Ressenti du lecteur / Intention de l'auteur
Dans un texte, j'ai utilisé la forme (absence de ponctuation) pour créer une confusion au lecteur, afin qu'il ressente la même confusion que ma narratrice/personnage, Malala, une enfant de 8 ans. C'était une très mauvaise idée et voici pourquoi :
Explication d'Isabelle : "Attention au ressenti que tu veux imprimer au lecteur. Le lecteur n'est pas une petite fille de 8 ans, tu ne peux donc pas le placer dans le ressenti d'une fillette, tu ne peux pas imposer un ressenti au lecteur, tu ne peux que laisser de la place à ses propres émotions.
Tu peux plonger le lecteur dans le ressenti d'un personnage qui lui est éloigné (exemple, le début magistral des Fleurs pour Algernon) mais pas le forcer à ressentir la même chose. En gros, si le lecteur plonge dans les pensées de Malala, il va voir les choses à travers ses yeux mais pas comme elle, car il n'a pas 8 ans, il est adulte et va projeter dans ce regard son regard d'adulte mêlé à ce qu'il comprends du regard d'enfant. Il se met à la place de l'enfant mais ne peut être à la place de l'enfant. Tu saisis la petite nuance ? Ça aide au phénomène d'empathie mais ça garde le phénomène de distanciation.
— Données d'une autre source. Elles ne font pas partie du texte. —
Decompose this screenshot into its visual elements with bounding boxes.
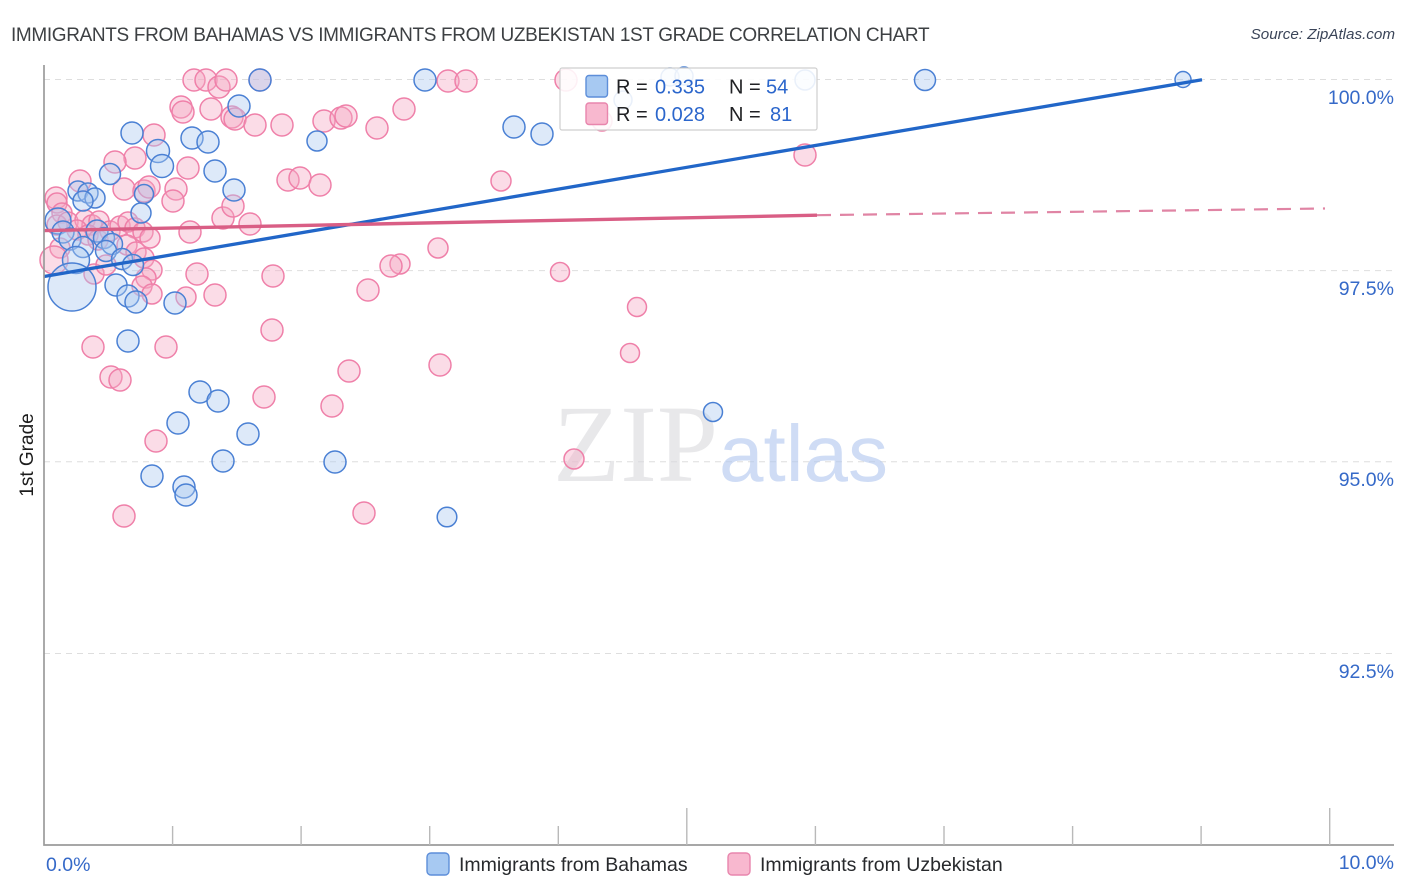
svg-text:0.028: 0.028 <box>655 104 705 126</box>
svg-text:10.0%: 10.0% <box>1339 852 1394 874</box>
svg-text:81: 81 <box>770 104 792 126</box>
svg-text:0.335: 0.335 <box>655 77 705 99</box>
svg-text:N =: N = <box>729 104 761 126</box>
svg-text:IMMIGRANTS FROM BAHAMAS VS IMM: IMMIGRANTS FROM BAHAMAS VS IMMIGRANTS FR… <box>11 25 930 46</box>
svg-text:92.5%: 92.5% <box>1339 661 1394 683</box>
svg-text:ZIP: ZIP <box>553 383 718 505</box>
svg-text:N =: N = <box>729 77 761 99</box>
svg-text:54: 54 <box>766 77 788 99</box>
svg-text:95.0%: 95.0% <box>1339 469 1394 491</box>
svg-text:97.5%: 97.5% <box>1339 278 1394 300</box>
svg-text:Immigrants from Uzbekistan: Immigrants from Uzbekistan <box>760 854 1003 876</box>
svg-text:100.0%: 100.0% <box>1328 87 1394 109</box>
svg-text:Immigrants from Bahamas: Immigrants from Bahamas <box>459 854 688 876</box>
svg-text:1st Grade: 1st Grade <box>17 413 38 496</box>
svg-text:R =: R = <box>616 104 648 126</box>
svg-text:Source: ZipAtlas.com: Source: ZipAtlas.com <box>1251 26 1395 43</box>
svg-text:0.0%: 0.0% <box>46 854 90 876</box>
svg-text:atlas: atlas <box>719 409 888 498</box>
svg-text:R =: R = <box>616 77 648 99</box>
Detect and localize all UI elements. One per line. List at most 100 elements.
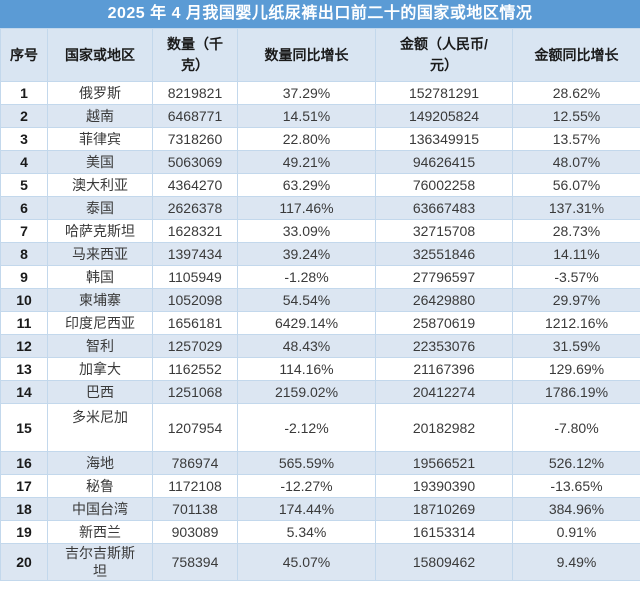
cell-amount-yoy: 9.49% (512, 542, 640, 582)
cell-country: 智利 (47, 334, 153, 358)
table-row: 4 美国 5063069 49.21% 94626415 48.07% (0, 150, 640, 174)
cell-country: 泰国 (47, 196, 153, 220)
cell-rank: 18 (0, 497, 48, 521)
cell-country: 巴西 (47, 380, 153, 404)
cell-rank: 15 (0, 403, 48, 452)
cell-rank: 4 (0, 150, 48, 174)
cell-quantity: 1162552 (152, 357, 238, 381)
cell-amount-yoy: 0.91% (512, 520, 640, 544)
cell-rank: 17 (0, 474, 48, 498)
cell-country: 马来西亚 (47, 242, 153, 266)
table-row: 12 智利 1257029 48.43% 22353076 31.59% (0, 334, 640, 358)
cell-rank: 14 (0, 380, 48, 404)
cell-amount-yoy: 56.07% (512, 173, 640, 197)
cell-quantity: 4364270 (152, 173, 238, 197)
table-row: 5 澳大利亚 4364270 63.29% 76002258 56.07% (0, 173, 640, 197)
cell-quantity: 1052098 (152, 288, 238, 312)
cell-amount-yoy: 29.97% (512, 288, 640, 312)
cell-rank: 8 (0, 242, 48, 266)
cell-amount-yoy: 14.11% (512, 242, 640, 266)
cell-quantity-yoy: 6429.14% (237, 311, 376, 335)
cell-amount-yoy: 137.31% (512, 196, 640, 220)
header-country: 国家或地区 (47, 28, 153, 82)
table-row: 17 秘鲁 1172108 -12.27% 19390390 -13.65% (0, 474, 640, 498)
cell-amount-yoy: 526.12% (512, 451, 640, 475)
cell-quantity-yoy: 45.07% (237, 542, 376, 582)
cell-quantity: 701138 (152, 497, 238, 521)
cell-country: 澳大利亚 (47, 173, 153, 197)
cell-quantity-yoy: 49.21% (237, 150, 376, 174)
cell-quantity-yoy: 54.54% (237, 288, 376, 312)
table-row: 11 印度尼西亚 1656181 6429.14% 25870619 1212.16% (0, 311, 640, 335)
table-row: 9 韩国 1105949 -1.28% 27796597 -3.57% (0, 265, 640, 289)
cell-amount: 19390390 (375, 474, 513, 498)
cell-amount-yoy: 129.69% (512, 357, 640, 381)
cell-rank: 5 (0, 173, 48, 197)
table-row: 8 马来西亚 1397434 39.24% 32551846 14.11% (0, 242, 640, 266)
table-row: 16 海地 786974 565.59% 19566521 526.12% (0, 451, 640, 475)
cell-country: 海地 (47, 451, 153, 475)
cell-quantity: 1656181 (152, 311, 238, 335)
cell-amount-yoy: 31.59% (512, 334, 640, 358)
cell-quantity-yoy: -12.27% (237, 474, 376, 498)
cell-amount: 136349915 (375, 127, 513, 151)
cell-quantity-yoy: 174.44% (237, 497, 376, 521)
cell-amount: 76002258 (375, 173, 513, 197)
cell-quantity: 758394 (152, 542, 238, 582)
cell-amount: 94626415 (375, 150, 513, 174)
cell-quantity-yoy: 5.34% (237, 520, 376, 544)
cell-amount: 15809462 (375, 542, 513, 582)
table-row: 18 中国台湾 701138 174.44% 18710269 384.96% (0, 497, 640, 521)
header-row: 序号 国家或地区 数量（千 克） 数量同比增长 金额（人民币/ 元） 金额同比增… (0, 28, 640, 82)
cell-quantity: 903089 (152, 520, 238, 544)
cell-amount: 19566521 (375, 451, 513, 475)
cell-quantity-yoy: 114.16% (237, 357, 376, 381)
cell-quantity: 8219821 (152, 81, 238, 105)
cell-quantity: 7318260 (152, 127, 238, 151)
cell-amount: 152781291 (375, 81, 513, 105)
cell-country: 加拿大 (47, 357, 153, 381)
export-table: 序号 国家或地区 数量（千 克） 数量同比增长 金额（人民币/ 元） 金额同比增… (0, 28, 640, 582)
cell-quantity-yoy: 565.59% (237, 451, 376, 475)
cell-amount-yoy: 384.96% (512, 497, 640, 521)
cell-quantity-yoy: 117.46% (237, 196, 376, 220)
header-quantity-yoy: 数量同比增长 (237, 28, 376, 82)
header-amount: 金额（人民币/ 元） (375, 28, 513, 82)
cell-quantity-yoy: 2159.02% (237, 380, 376, 404)
cell-rank: 11 (0, 311, 48, 335)
cell-amount-yoy: 13.57% (512, 127, 640, 151)
cell-amount-yoy: 28.62% (512, 81, 640, 105)
cell-quantity: 1397434 (152, 242, 238, 266)
cell-country: 多米尼加 (47, 403, 153, 452)
cell-country: 哈萨克斯坦 (47, 219, 153, 243)
cell-country: 美国 (47, 150, 153, 174)
cell-quantity: 1207954 (152, 403, 238, 452)
cell-quantity: 1257029 (152, 334, 238, 358)
cell-amount-yoy: 28.73% (512, 219, 640, 243)
cell-country: 韩国 (47, 265, 153, 289)
table-title: 2025 年 4 月我国婴儿纸尿裤出口前二十的国家或地区情况 (0, 0, 640, 28)
table-row: 6 泰国 2626378 117.46% 63667483 137.31% (0, 196, 640, 220)
table-row: 15 多米尼加 1207954 -2.12% 20182982 -7.80% (0, 403, 640, 452)
cell-amount-yoy: -3.57% (512, 265, 640, 289)
cell-rank: 19 (0, 520, 48, 544)
cell-quantity-yoy: 22.80% (237, 127, 376, 151)
cell-amount: 21167396 (375, 357, 513, 381)
cell-quantity: 1628321 (152, 219, 238, 243)
cell-quantity: 2626378 (152, 196, 238, 220)
cell-quantity-yoy: 39.24% (237, 242, 376, 266)
cell-country: 新西兰 (47, 520, 153, 544)
cell-rank: 1 (0, 81, 48, 105)
cell-quantity: 1172108 (152, 474, 238, 498)
table-row: 3 菲律宾 7318260 22.80% 136349915 13.57% (0, 127, 640, 151)
cell-amount-yoy: -7.80% (512, 403, 640, 452)
cell-quantity-yoy: 14.51% (237, 104, 376, 128)
table-row: 13 加拿大 1162552 114.16% 21167396 129.69% (0, 357, 640, 381)
cell-quantity-yoy: 48.43% (237, 334, 376, 358)
cell-amount: 18710269 (375, 497, 513, 521)
table-body: 1 俄罗斯 8219821 37.29% 152781291 28.62% 2 越南 64687… (0, 81, 640, 582)
cell-rank: 3 (0, 127, 48, 151)
cell-country: 印度尼西亚 (47, 311, 153, 335)
cell-quantity-yoy: 63.29% (237, 173, 376, 197)
table-row: 14 巴西 1251068 2159.02% 20412274 1786.19% (0, 380, 640, 404)
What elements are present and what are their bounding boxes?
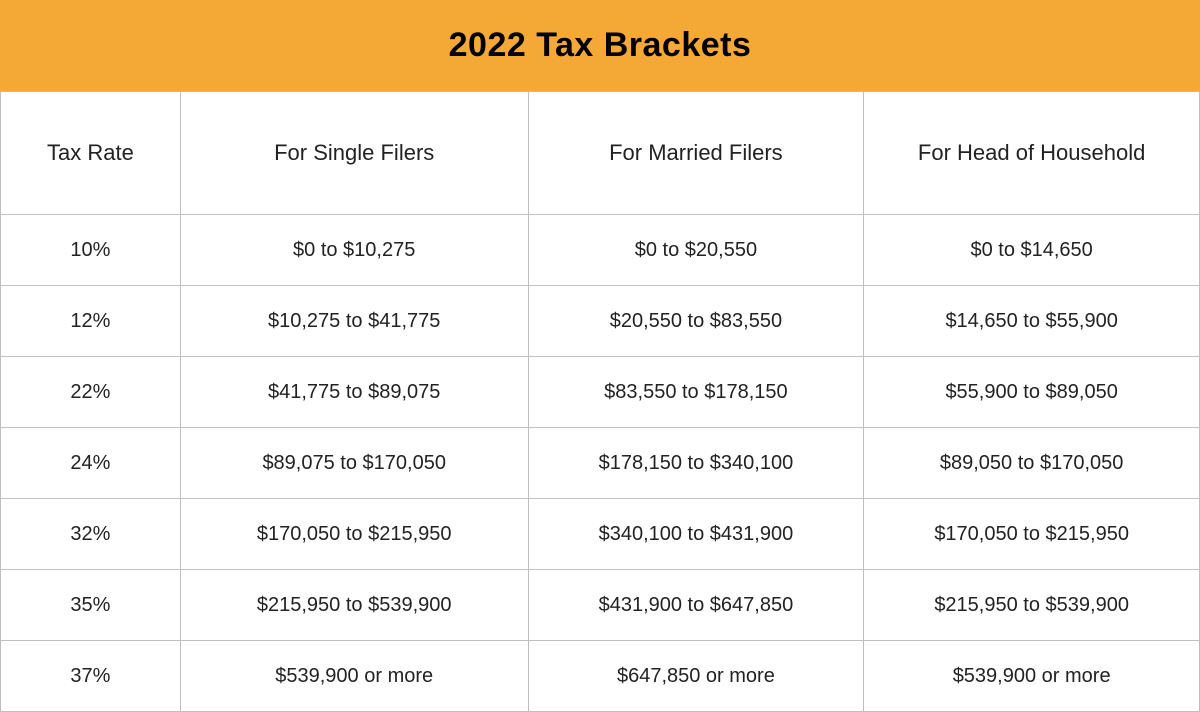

Si je prend l'exemple de mes patients. Je connais leur histoire et je me mets à leur place. Mais en fait je ne peux pas comprendre parce que je ne suis pas à leur place, je projette mes fantasmes sur comment moi je vivrais ce qu'ils vivent (car en fait j'en sais rien de comment je le vivrais). Par contre, si j'écoute leur ressenti au lieu de projeter le mien, je laisse de la place à mon empathie et ma compréhension d'aspects que je ne percevais pas, voire des choses positives que je n'imaginais pas. Et là je développe mes émotions. Tu vois l'idée des émotions forcées par rapport aux émotions induites ?"
En effet, j'ai voulu que le lecteur ressente de l'empathie au point non de se mettre à la place de Malala, mais de carrément prendre sa place. Je pensais recréer la confusion artificiellement avec la forme en supprimant la ponctuation, mais vous avez pu constater que ça ne fonctionnait pas car j'imposais presque une "souffrance" au lecteur : Malala ne comprend pas, alors le lecteur ne doit pas comprendre non plus. Le résultat est forcé. Je pense que j'ai voulu en "faire trop" parce que je n'avais pas confiance en ma capacité à transmettre une émotion à ce moment là, et c'est pour ça que j'avais essayé de combler par la forme.
Imaginons qu'une personne A a été frappée par une personne B et que la personne A gueule à des personnes C, D et E : "regardez regardez j'ai été frappé, regardez là, vous avez vu, vous avez vu hein ce que B a fait !"
Il est possible que ça decridibilise A qui a effectivement été frappé. C'est ça l'équilibre que je dois trouver dans mon texte, montrer que A a été frappé par B et laisser C, D et E se faire leur propre opinion sans être parasités par la parole de A.